Lord of the Dance
Review: Molly Sweeney, the Print Room, London
Entertainment

Review: Molly Sweeney, the Print Room, London

Molly Sweeney,
The Print Room,
Notting Hill, London until April 27

★★★

BALLYBEG beckons once more as Brian Friel's Molly Sweeney pitches up in Notting Hill this month.

The Co. Tyrone playwright’s fictional Donegal town has been re-envisioned by director Abigail Graham at the Print Room, an intimate theatre space in a converted warehouse.

There a trio of Irish actors who bring the cautionary tale to life in gritty Friel style — reminding us that the grass is so rarely greener on the other side.

We find the town, where we first met our Philadelphia, Here I Come chums and the Dancing at Lughnasa ladies, also contains the feckless, flighty but ‘enthusiastic’ Frank Sweeney, played with vigour albeit with a few opening week nerves by Ruairi Conaghan.

Conaghan, Dorothy Duffy and Stuart Graham give their best in the three-man production based on a series of monologues, which — with little on-stage action and no character interaction whatsoever – is something of a tall bill in a small room.

But the team effectively tell Frank’s tale and we watch with sceptical incredulity as he marries Molly with grand visions of curing her blindness, but holding a more obvious desire to satisfy his own unrelenting need to achieve something ‘fascinating’.

Duffy is truly engaging as our project/protagonist, played with a childlike quality and the energy and pathos to suit, as she is railroaded into two bouts of sight-restoring surgery to satisfy her fidgety husband and his unfounded need to save her.
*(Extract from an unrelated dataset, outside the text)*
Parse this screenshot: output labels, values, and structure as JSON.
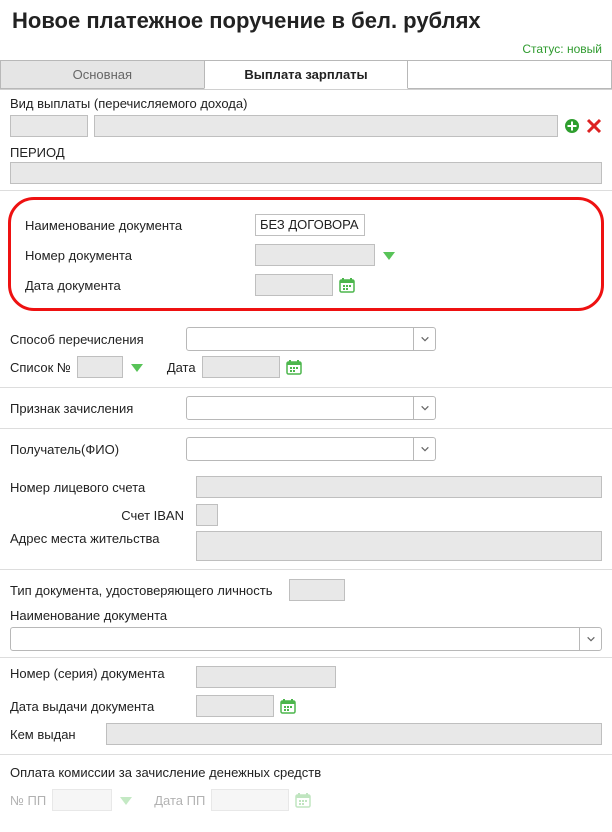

Equally, Graham takes on the accomplished surgeon Mr Rice with authority and precision, in one of the more convoluted characters of the piece. Tied up in the knots of his own existence, Friel’s cleverly constructed Doctor descends further than either Frank or Molly into his own hellish reality, as the side-effects of his god-playing ‘miracle’ surgery begin to unravel.

Having failed to offer a voice of reason when the ‘ebullient’ Mr Sweeney came knocking, the Doctor is ultimately left to squirm in the mire of his consequences, where the once blind and content Molly finds herself in an unknown and unwanted world, far uglier than she had ever imagined — the world also unhappily inhabited by the husband and Doctor who dragged her there.

Molly Sweeney runs at the Print Room in Notting Hill until April 27.